Candy wird den dritten Recall morgen mit Glanz und Gloria bestehen.

Nicht nur, weil sie so schöne lange Haare hat. So natürliche, Lange-im-Trend-Haare. Candy kann ihr Lied schon seit drei Wochen. Obwohl ›Summer Of 69‹ kein chronisch kranker Gefühlssong ist, sondern ein glatter Hit, der mit Emotionen nur spielt. Doch das stört Candy seltsamerweise gar nicht. Candy sagt, die wahren Gefühle hebt sie sich für ihr Privatleben auf, für die wechselseitige Geben-und-Nehmen Beziehung mit Till.

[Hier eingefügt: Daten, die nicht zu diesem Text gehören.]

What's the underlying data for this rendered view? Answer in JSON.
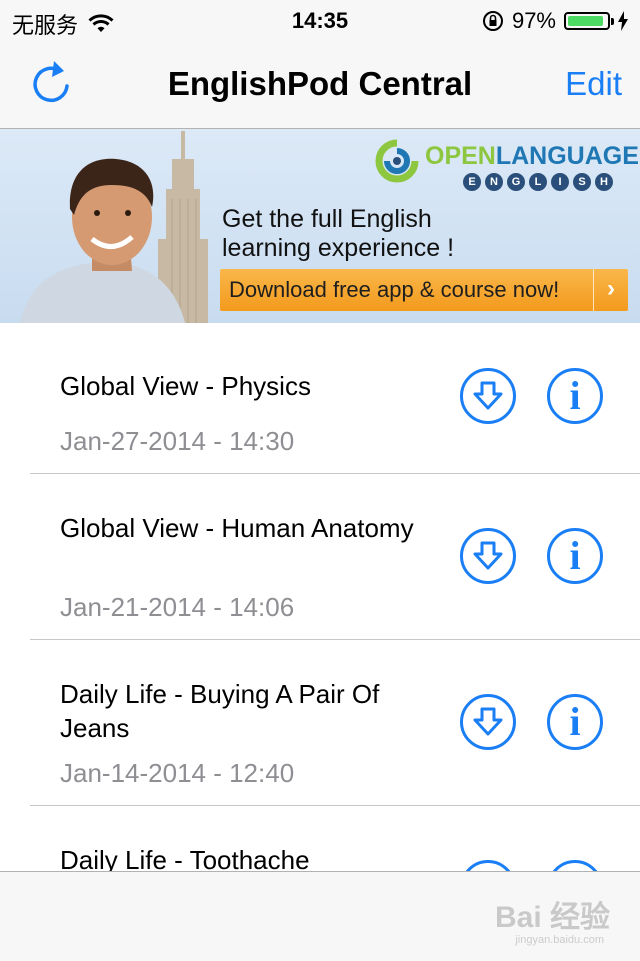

Candy sagt, sie kann alles singen, was von ihr verlangt wird. »Hab ich alles schon mal gefühlt«, sagt sie, »hab ich alles durch.« Irgendwas davon, irgendwas von sich, was sie durch hat, bringt sie immer rüber, sagt Candy.

Und Candy sagt, sie will den Sommer ihres Lebens. Sie will endlich Geld!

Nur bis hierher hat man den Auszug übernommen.